Have you ever been in a shop where the sales person comes up and starts telling you all about the product and how great it is but you’re just not interested? This usually happens when there is a mismatch in communication between the sales person and you. If you are trying to communicate something to someone else then you should be able to tailor your message and deliver it in such a way that will be understood. This is a fundamental skill to master for job seekers yet not many people are aware of it.

A Sale is Always Made
As highlighted in the Vin Diesel film Boiler Room, in life a sale is always being made. Either you are selling someone on a reason for doing something or they are selling you on a reason why they shouldn’t. The best way to give you a chance at getting a great job is to match your entire communications strategy with your target organisation.

Don’t Just Tailor Your Resume
Most people tend to tailor their resume for each individual job which is fantastic but don’t forget to tailor it for the organisation as well. If you are really interested in working at a company start by learning how that company operates. Do enough research on the company and its people and start to think about the sort of person they would want working there and then match everything you do with that organisation including your resume, interview and all correspondence and communication with that organisation.

This is where I see a lot of cool young people fail because they think after they have graduated they will easily get a job simply because they have qualifications, fantastic experience and are available for work immediately.
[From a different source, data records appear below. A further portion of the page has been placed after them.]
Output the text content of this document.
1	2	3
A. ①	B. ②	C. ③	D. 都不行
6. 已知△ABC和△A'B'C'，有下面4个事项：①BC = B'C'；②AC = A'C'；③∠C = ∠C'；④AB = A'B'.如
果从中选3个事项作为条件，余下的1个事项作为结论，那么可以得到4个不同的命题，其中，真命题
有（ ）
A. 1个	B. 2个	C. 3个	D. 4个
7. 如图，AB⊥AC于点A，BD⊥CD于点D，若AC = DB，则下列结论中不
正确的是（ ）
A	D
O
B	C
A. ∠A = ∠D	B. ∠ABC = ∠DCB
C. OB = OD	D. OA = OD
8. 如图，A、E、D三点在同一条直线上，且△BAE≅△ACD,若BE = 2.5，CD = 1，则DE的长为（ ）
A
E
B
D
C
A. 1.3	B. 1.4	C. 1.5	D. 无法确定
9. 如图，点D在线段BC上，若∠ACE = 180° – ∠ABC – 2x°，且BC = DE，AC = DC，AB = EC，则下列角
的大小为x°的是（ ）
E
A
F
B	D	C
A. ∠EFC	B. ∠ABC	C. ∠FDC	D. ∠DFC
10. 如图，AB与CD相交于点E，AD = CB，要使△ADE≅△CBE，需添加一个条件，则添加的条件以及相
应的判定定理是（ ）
It doesn’t work like that. You’ll come across as not being the right fit for the organisation or worse yet, a really annoying salesperson!

Give Yourself the Best Possible Chance
As job seeker you want to give yourself the best possible chance at getting a great job so you need to start matching your communications with potential employers.
I know this takes a lot of time and effort but if you’re not willing to put in the hard yards in getting a job in the first place, how long do you think you will survive in a professional position? Perhaps a casual career would be better for you.

5 Golden Rules of Matching Communications

1. Research the organisation and its people. Find out their mission and their values and look at how they communicate with the rest of the world. What words and phrases do they use? If possible take a visit to the company and see how their employees dress. Research the company on Twitter to see if their employees are online. Connect with these people to give you greater insight.

2. Armed with this information, match your resume to the organisation by tailoring it to highlight the attributes that the organisation will want. If you’re a superstar applying for a lower level job (for whatever reason) re-organise your resume to be less superstar-ish. Also don’t send a private sector resume to a government position. Always be matching.

3. When your resume gets your foot in the door for an interview, make sure that what you presented in your resume is matched in your interview. So if you listed your personality as “bright and cheerful” don’t go into the interview looking like a bus just hit you and you hate the world. Always be matching.

4. You should have done research on what the employees of that organisation wear to work, so make sure you dress appropriately. For instance if employees don’t wear suits and ties to work, don’t be wearing one in the interview. Always be matching.

5. During the interview, at the end, ask if they would prefer if you followed up with them via email or phone? There is nothing worse than a person who prefers email to start receiving phone calls, or vice versa. Always be matching.

Most graduates are just 5% off getting a great job. They have all these great technical skills and experience but what they lack is something small that just needs a little bit of tweaking to get them through the door. Hopefully you’ve now got your 5%. Good luck!